Beyond all those wet and smokey papers and battling City Hall it’s been a crazy week for sure. The legislative session is wrapping up and I’ve been swamped with work, I was going through agendas for work well into the night on Saturday night. It’s been a crush at work and when I’m not in the office most of the time until late I’ve been drying out papers. I did get some bird watching in at Five Rivers Environmental Education Center this morning – saw a red tailed hawk being harassed by a few sparrows on the way out walking out there. I continue to back up, photograph and store important documents electronically in case of a disaster.
And then I’m also finally dealing with some of my own issues in my life. The counseling I’m getting is helping, it seems consistent with the advice I’m reading from trustworthy sources and publications on the internet. But change comes hard especially with bad habits of both negative thinking and repeated thoughts in thinking I’ve had ingrained for two decades now. I’m trying to change but it’s hard. I’m certainly learning a lot, becoming a better person because of counseling.

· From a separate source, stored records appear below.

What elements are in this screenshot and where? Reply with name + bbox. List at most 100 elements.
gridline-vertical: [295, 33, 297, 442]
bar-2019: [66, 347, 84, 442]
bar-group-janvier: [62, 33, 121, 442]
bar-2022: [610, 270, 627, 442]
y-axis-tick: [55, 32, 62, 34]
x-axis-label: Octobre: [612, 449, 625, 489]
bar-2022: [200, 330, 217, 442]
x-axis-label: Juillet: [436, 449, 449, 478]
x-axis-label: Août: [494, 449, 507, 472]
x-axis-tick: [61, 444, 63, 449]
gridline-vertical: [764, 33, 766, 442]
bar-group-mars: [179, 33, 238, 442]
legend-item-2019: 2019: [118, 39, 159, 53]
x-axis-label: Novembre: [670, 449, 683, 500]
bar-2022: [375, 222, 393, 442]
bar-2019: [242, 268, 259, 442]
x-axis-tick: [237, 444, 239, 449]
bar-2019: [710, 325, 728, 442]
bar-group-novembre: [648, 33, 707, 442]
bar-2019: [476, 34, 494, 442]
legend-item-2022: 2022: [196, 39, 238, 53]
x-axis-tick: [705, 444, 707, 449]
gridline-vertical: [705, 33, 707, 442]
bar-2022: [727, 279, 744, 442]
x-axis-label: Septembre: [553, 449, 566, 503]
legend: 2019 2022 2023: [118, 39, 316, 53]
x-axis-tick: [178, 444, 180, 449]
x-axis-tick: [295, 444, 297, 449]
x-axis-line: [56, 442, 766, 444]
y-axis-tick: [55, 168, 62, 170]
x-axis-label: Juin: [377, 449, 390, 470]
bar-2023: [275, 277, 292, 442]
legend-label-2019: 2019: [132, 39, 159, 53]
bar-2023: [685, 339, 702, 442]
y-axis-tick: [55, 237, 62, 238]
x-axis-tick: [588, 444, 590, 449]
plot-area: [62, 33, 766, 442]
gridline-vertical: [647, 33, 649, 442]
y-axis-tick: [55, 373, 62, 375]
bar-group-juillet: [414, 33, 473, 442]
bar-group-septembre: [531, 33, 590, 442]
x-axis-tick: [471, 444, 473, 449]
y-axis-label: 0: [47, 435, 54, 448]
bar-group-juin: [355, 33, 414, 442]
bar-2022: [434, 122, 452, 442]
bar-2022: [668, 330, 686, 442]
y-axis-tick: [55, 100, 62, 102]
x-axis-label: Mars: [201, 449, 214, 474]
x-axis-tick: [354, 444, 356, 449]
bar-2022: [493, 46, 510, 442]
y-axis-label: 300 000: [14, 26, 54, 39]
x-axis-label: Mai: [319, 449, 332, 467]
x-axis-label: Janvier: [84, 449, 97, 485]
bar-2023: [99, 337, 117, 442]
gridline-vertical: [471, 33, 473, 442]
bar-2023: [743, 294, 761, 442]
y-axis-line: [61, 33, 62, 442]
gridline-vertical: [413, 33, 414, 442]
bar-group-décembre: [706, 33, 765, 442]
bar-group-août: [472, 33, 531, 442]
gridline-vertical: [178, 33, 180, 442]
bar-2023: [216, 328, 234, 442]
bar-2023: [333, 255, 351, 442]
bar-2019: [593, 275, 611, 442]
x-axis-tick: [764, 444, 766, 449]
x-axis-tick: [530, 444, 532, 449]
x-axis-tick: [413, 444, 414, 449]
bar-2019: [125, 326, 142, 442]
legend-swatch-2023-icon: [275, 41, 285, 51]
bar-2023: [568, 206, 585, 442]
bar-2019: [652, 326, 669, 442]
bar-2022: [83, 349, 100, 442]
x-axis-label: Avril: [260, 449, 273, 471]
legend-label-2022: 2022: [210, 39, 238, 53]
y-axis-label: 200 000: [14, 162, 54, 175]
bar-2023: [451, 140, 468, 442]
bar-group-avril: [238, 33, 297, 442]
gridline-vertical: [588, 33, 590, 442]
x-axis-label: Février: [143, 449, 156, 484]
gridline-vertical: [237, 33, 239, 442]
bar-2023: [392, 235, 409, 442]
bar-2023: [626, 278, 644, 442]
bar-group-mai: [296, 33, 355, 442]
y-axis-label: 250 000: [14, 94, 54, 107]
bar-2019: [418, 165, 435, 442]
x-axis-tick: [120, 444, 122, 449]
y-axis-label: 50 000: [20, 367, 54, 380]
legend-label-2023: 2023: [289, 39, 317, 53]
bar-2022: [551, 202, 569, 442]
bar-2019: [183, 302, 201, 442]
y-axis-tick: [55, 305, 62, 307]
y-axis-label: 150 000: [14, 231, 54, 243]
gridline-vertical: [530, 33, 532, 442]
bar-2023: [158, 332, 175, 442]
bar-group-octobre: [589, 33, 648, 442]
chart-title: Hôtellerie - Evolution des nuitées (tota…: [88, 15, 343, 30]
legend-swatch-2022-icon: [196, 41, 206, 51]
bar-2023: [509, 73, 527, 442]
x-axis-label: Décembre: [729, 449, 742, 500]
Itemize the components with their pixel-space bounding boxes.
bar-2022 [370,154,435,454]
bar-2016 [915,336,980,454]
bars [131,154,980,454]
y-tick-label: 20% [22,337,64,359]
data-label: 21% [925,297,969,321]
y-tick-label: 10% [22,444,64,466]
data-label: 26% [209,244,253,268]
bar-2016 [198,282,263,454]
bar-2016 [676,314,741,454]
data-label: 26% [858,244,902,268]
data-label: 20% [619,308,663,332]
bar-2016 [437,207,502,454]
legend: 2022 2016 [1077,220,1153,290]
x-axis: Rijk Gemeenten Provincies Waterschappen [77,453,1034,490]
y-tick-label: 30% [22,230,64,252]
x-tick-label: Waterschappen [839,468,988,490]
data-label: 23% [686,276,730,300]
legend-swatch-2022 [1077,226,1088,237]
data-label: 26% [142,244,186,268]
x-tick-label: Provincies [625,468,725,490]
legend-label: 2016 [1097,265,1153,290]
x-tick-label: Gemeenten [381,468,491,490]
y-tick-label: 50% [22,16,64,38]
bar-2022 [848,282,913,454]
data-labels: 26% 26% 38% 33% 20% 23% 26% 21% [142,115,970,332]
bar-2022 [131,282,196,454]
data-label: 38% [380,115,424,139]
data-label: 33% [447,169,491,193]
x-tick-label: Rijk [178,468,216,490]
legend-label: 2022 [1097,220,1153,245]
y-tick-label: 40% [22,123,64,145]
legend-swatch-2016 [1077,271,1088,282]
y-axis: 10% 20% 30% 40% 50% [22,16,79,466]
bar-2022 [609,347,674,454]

And I was doing better until the mixed emotions of Mr. Wolcott’s house fire – grief and sense of lostmy work sorting and carefully cataloging documents would be forever lost. But we saved a lot. But the shock and horror of it all, seeing that house in such disarray and burnt – that only a week ago before the fire when I was sorting and filing papers things looked so different. Plus all that stuff going to the Rensselaer landfill to be buried and forever viewed from my downtown office as a dirt and grass covered hill. Fire can be so bad, especially in the urban areas. Then I saw the other side tonight out in the country, the place I grew up. My parents neighbors, the ones who live in trailers and raise pigs and cows, were having a big ol bonfire, drinking beer burning an old couch, mattress and pallets with lots of black smoke. I’m so jealous of their homestead, even if they are what the government calls poor people who live in rundown trailers and barns. Kind of like that film about Appalachia I’ve been watching. But the country life is a life I’ll get to eventually, saving a bit each paycheck.
… Fire can destroy but it can cleanse too. That’s what my therapist reminds me.